Ashamed I don't know if I have enough desire to change. Enough motivation to change. Change takes work. Change is hard. Making excuses is easier. Being in denial is easier. Stuffing my face with comfort foods is easier.

Fear plays a big factor, too. How will my life change if I were to lose weight? It seems I tend to think of negative changes instead of beneficial ones.

And yet.. that coupon keeps staring at me. Doing its cheesy impression of Clint Eastwood.



Suicide is painless
It brings on many changes
I can take or leave it
If I please.

8 comments:

Sara said...

I wonder why MASH chose this as their theme song.

Barb said...

Sara: Maybe because going to war is looked at as suicide? For some. Maybe. Thx for the coupon. :)

Misty DawnS said...

Pssssst. When I told you that you looked great, I wasn't 'just saying that'... cuz I don't just say things.

However, this change you speak of does, in fact, have so many beneficial changes associated with it... your health being the one that means the most to me. I'll support you in any way I can.

Put down that Whopper... give it to the pig with instructions to bring it directly to me (hurry before it gets cold!).
What? You couldn't expect me to be serious through the ENTIRE rambling comment, could you?

Jeni said...

I've been trying to not stuff my face with junk foods, be more aware of balanced diet, etc. I haven't really been "dieting" per se, just kind of dancing around the issue there. But, I have lost a couple of pounds -not near enough but about 8 pounds which for me, is a start in the right direction. Now, to find some snack items to replace the nicotine and maybe I can kill two birds with one stone before the two birds join forces and kill me. Good luck if you decide to try WW's.

maggie said...

If you can look at joy bauer's book. It is a life diet. I have (and my family) completely enjoyed it. The food is what you have already. It is real life.

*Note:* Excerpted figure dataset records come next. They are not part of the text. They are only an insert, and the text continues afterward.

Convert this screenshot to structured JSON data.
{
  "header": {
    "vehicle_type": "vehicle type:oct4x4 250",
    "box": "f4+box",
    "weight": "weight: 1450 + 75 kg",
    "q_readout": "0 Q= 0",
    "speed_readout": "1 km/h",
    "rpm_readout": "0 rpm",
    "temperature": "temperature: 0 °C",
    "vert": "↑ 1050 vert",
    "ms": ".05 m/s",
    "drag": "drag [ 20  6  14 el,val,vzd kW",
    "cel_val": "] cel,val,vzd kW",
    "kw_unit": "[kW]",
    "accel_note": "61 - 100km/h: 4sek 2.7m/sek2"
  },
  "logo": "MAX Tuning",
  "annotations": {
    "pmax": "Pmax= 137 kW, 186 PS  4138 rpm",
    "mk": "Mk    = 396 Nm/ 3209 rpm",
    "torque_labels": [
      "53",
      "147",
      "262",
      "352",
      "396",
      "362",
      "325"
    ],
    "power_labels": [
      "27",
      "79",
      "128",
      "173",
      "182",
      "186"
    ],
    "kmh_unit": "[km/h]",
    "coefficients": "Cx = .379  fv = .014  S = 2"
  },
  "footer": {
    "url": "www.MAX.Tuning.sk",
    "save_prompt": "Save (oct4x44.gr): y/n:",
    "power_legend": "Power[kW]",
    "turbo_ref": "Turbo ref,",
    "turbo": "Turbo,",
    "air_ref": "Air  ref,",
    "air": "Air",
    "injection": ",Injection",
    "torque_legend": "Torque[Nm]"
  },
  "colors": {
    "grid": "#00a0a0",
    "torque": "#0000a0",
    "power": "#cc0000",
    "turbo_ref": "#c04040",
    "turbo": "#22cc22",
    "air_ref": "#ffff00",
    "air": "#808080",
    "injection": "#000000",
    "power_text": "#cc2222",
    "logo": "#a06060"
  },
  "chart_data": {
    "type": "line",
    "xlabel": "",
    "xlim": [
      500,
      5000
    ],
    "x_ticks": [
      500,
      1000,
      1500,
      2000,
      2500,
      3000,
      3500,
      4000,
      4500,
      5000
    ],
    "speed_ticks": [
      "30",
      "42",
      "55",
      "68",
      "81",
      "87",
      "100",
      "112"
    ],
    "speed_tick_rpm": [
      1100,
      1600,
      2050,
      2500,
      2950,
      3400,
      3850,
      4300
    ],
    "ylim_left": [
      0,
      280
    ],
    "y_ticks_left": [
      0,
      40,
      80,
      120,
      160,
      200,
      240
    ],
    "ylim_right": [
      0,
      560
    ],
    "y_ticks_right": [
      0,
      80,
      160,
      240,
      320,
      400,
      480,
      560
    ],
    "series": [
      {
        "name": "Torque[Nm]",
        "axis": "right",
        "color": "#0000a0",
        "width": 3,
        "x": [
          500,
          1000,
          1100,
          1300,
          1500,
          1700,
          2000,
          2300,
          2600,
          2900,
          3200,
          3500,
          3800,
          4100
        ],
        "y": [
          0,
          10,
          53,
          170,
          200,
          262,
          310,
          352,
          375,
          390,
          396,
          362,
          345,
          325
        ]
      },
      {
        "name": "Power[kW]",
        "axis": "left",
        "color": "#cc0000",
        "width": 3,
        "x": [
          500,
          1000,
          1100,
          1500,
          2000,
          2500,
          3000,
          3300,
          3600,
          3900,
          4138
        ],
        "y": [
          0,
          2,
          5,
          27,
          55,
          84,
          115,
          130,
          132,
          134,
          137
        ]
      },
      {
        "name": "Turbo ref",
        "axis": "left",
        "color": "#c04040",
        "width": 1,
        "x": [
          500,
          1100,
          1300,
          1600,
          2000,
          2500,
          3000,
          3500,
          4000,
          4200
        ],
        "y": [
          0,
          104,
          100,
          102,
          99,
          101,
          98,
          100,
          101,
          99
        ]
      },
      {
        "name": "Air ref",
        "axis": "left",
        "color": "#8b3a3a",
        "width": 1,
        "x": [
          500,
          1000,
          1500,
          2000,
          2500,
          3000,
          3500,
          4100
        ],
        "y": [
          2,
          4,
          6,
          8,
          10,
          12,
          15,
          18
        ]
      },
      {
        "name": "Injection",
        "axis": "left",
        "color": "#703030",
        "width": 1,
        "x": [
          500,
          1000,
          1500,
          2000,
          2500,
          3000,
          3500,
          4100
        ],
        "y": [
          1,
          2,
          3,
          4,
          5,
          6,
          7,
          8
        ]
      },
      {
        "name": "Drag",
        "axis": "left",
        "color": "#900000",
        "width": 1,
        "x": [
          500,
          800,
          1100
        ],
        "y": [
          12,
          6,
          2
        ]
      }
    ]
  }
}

Check it out. I feel so much better now that I've shed some pounds.

Grace said...

Barbara, I think I've mentioned that I went through a change in my eating habits and thus a weight loss (of 70 lbs) over the past 1.5 years. I was at a point that I couldn't get that last pesky 10 lbs off... so I joined WW... that was the ticket. They helped me learn how to eat healthy (not to be feeling unsatisfied) and to finally get rid of that last 10 lbs. If you do it the healthy way it is a slow process, but an education and a healthy way to do it.

Be ready and you can DO IT. I know it. BTW... my biggest success has been to shy away from the carbs... but everyone is different.

However, I still find to this day that I still have emotional triggers that I have to keep in close check... or the pounds will pile back on.

Barbara? You can DO IT... I have faith.

Autumn said...

It's hard. Food's a big thing with me, but I find it easy enough to eat in a healthy manner. I just don't like to move. I know you move around a lot more than I. You actually take your doggie for walks!! How's this: I'll send eat-well vibes your way if you'll send me get-off-your-a** vibes! :)

Carrie said...

This may be in poor taste, but what the hell, here goes anyway.

How many psychiatrists does it take to change a light bulb?

Only one, but the light bulb has to want to change!